O governo federal americano tem um histórico linha-dura quanto ao setor. Mas isso começa a mudar, o que pode significar regulamentos federais mais frouxos no futuro.

O bloqueio do acesso ao sistema bancário federal apresenta uma série de riscos, disse Peter Conti Brown, professor assistente de estudos legais e ética empresarial na Universidade da Pensilvânia.

A possibilidade de que a renda de um negócio seja declarada como menor do que de fato é aumenta, e o mesmo pode ser dito sobre a probabilidade de roubo por empregados e assaltos a mão armada.

Algumas instituições de poupança e pequenos bancos cujas cartas-patentes são conferidas pelos governos estaduais e não pelo federal tentaram ocupar esse vazio, ao oferecer serviços bancários básicos ao setor de cannabis.

George Allen, presidente da Acreage Holdings, disse que as empresas em que ele investiu conseguiram obter serviços bancários nos 11 estados em que operam, o que permite, entre outras coisas, que paguem seus impostos por meio de transferências eletrônicas ou cheques.

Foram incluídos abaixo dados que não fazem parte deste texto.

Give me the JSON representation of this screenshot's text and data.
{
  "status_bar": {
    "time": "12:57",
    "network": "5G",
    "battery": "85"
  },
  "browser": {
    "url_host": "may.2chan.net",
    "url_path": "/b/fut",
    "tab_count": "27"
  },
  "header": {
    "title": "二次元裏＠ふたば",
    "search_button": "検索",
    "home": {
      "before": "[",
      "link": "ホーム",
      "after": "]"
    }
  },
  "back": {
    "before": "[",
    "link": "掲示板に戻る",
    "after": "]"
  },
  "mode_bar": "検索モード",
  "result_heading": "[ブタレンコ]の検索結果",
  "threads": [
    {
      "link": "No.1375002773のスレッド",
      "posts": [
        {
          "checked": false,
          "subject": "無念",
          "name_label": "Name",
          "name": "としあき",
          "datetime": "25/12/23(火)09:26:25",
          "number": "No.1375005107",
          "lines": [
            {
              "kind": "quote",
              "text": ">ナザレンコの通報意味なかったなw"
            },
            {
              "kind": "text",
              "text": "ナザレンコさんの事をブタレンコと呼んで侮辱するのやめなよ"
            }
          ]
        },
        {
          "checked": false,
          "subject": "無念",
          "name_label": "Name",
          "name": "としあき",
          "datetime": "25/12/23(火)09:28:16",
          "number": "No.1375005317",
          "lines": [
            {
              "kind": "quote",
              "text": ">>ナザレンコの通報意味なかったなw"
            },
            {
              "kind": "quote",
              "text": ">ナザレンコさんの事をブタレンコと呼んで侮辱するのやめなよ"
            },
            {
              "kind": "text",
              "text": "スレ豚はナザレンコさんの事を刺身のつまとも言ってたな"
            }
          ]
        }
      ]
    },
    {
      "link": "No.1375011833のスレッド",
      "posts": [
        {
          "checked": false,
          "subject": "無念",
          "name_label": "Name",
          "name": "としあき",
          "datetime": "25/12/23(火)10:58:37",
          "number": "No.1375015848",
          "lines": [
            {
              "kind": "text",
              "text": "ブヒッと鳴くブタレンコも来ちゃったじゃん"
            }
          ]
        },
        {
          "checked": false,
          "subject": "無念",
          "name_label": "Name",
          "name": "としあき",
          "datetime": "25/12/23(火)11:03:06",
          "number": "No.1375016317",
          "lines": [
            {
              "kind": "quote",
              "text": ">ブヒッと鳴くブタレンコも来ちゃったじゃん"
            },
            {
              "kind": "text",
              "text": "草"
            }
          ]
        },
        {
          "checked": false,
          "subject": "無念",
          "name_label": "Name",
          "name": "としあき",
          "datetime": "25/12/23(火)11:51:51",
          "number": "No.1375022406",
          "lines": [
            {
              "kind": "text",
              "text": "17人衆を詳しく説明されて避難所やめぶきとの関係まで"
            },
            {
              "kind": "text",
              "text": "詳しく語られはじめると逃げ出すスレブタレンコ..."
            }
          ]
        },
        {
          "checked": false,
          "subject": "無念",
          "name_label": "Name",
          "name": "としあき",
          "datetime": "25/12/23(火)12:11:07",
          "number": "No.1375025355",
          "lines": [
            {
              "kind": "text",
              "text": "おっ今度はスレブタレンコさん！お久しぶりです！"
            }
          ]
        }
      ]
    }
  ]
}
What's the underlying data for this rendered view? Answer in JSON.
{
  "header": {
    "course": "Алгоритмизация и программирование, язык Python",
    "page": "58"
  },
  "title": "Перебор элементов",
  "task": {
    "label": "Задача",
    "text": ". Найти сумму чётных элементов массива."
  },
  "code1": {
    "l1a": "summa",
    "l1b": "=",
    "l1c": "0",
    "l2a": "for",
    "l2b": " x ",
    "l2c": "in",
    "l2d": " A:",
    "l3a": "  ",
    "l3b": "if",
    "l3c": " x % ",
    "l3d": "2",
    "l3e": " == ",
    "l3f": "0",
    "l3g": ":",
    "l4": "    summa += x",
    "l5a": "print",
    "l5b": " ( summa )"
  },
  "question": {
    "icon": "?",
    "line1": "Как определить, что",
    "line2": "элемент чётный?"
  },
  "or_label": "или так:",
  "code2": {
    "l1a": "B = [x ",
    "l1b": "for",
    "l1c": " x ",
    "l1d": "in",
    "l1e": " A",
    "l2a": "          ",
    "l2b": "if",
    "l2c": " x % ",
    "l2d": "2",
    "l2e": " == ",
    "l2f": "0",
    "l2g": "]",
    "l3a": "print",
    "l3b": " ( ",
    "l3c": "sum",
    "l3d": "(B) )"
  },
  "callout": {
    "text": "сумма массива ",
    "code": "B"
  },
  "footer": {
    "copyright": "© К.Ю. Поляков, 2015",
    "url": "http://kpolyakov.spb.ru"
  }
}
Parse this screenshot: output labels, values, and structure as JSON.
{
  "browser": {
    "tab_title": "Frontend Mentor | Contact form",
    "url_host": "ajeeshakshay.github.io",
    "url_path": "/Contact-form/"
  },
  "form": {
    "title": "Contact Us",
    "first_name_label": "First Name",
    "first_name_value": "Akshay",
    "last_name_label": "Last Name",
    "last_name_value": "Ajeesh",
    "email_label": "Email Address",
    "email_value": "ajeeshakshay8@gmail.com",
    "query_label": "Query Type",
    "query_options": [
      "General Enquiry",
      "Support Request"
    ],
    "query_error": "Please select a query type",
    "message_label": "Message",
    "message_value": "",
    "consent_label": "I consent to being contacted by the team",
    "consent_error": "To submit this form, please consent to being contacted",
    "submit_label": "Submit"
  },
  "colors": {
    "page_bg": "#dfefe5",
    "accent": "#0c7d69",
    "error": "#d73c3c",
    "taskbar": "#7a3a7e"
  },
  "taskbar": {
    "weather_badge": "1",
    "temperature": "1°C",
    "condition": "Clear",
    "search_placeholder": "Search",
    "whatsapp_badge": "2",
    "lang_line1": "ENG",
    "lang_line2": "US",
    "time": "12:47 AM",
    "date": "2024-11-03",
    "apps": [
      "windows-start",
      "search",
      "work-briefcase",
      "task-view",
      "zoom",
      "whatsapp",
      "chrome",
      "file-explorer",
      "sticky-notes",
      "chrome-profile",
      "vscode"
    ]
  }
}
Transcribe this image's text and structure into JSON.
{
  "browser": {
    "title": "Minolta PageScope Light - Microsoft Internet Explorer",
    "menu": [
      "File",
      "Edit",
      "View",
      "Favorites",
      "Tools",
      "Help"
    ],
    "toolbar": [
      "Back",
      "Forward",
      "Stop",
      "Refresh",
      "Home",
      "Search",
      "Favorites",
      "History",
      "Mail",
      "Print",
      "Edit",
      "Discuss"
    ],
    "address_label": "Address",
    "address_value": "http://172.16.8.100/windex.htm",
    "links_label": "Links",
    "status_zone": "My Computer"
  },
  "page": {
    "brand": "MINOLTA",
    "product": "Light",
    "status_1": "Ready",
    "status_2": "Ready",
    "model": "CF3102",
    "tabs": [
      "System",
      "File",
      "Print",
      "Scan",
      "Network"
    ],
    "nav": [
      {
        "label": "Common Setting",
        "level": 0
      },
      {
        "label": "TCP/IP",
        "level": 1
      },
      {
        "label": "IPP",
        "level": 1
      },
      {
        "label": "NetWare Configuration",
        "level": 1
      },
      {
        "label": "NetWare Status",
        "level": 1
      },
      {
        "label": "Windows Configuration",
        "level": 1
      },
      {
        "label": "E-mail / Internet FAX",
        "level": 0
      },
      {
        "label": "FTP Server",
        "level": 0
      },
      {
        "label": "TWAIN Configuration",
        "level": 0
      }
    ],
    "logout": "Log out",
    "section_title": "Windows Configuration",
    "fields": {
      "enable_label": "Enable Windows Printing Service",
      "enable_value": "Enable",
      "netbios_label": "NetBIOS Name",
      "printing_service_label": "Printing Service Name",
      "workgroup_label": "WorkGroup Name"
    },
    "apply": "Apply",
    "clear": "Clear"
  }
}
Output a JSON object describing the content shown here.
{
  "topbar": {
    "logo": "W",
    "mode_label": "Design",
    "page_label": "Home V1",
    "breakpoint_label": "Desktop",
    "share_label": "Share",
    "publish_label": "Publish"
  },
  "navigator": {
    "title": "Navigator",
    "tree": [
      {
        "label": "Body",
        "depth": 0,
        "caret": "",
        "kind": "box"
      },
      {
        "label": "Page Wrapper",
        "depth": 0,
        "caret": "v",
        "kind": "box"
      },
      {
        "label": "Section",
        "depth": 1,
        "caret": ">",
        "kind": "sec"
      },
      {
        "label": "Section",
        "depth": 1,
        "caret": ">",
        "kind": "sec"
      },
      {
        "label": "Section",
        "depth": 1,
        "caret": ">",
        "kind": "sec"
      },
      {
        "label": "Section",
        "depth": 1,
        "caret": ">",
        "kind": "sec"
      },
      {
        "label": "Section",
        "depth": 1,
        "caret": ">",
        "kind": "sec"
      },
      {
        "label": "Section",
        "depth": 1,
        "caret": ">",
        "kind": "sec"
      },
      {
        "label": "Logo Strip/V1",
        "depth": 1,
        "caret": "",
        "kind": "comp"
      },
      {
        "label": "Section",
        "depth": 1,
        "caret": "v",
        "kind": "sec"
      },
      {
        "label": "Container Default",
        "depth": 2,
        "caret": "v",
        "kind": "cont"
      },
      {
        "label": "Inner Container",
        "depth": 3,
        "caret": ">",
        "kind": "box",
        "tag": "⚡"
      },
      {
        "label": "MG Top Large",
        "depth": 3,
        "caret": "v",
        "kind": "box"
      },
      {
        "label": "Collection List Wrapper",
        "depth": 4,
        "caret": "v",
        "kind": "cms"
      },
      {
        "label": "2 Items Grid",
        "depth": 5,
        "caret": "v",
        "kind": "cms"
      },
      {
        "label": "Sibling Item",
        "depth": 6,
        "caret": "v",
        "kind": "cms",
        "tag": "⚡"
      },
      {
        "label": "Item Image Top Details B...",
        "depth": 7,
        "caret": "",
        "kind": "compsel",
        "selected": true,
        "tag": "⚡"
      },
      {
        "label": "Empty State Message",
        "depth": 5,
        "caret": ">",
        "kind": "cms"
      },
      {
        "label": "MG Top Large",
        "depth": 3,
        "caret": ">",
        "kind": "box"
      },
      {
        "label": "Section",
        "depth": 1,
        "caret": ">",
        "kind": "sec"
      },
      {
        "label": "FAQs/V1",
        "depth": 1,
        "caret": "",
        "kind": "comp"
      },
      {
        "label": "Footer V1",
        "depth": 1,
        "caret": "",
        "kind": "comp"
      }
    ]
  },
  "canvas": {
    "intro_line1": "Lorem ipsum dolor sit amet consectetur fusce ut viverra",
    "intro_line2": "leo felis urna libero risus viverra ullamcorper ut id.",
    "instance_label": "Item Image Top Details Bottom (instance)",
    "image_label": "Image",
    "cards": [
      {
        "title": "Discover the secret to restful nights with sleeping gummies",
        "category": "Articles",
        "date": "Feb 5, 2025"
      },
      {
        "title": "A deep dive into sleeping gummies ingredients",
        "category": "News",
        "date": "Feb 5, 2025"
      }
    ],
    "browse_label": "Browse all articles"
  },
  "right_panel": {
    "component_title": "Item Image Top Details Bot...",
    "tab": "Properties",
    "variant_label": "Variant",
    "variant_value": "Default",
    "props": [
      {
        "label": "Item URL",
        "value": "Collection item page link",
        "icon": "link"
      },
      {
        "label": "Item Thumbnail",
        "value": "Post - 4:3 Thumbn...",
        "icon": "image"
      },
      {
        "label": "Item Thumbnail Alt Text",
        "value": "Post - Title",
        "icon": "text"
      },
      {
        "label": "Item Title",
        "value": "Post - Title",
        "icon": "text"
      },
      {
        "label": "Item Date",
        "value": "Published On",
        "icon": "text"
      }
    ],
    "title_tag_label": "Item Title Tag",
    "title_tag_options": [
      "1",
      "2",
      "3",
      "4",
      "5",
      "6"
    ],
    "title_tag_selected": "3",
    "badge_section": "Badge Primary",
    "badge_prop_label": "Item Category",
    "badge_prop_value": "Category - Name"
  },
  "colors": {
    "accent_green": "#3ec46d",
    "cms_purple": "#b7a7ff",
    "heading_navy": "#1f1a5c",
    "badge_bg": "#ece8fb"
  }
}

Tai Cheng, vice-presidente do Aloha Green Apothecary, no Havaí, opera sua empresa recorrendo principalmente a pagamentos em dinheiro.

A Aloha Green cultiva plantas de maconha, processa a colheita e vende diversos produtos de maconha em um dispensário em Honolulu. Cheng diz que não conseguiu encontrar uma instituição no estado que permitisse que sua empresa abrisse uma conta.

Lugares como o Havaí começaram a testar soluções tecnológicas, na ausência de soluções legislativas.


Mercado de maconha nos Estados Unidos

US$ 12,9 bi foi a receita estimada do setor de cannabis no ano passado

US$ 4,7 bi é o total de impostos pagos

30 estados dos EUA já legalizaram o uso medicinal ou recreativo da maconha


O governo vem permitindo o uso do sistema CanPay de pagamento móvel, operado em parceria com uma instituição de poupança do Colorado e dirigido a pacientes de maconha medicinal. Os dispensários podem usar o dinheiro recebido via CanPay para pagar impostos e outras despesas, por meio de cheques ou transferências eletrônicas.

Mas para Cheng, até o momento, o número de pacientes que usam o sistema é baixo demais para que se torne uma fonte confiável de fundos.

Ele diz que só quer o direito de operar como qualquer outra empresa. "Pagamos nossos impostos, como devemos, e o governo aceita os pagamentos alegremente", diz. "É ridículo ter de passar por toda essa dificuldade".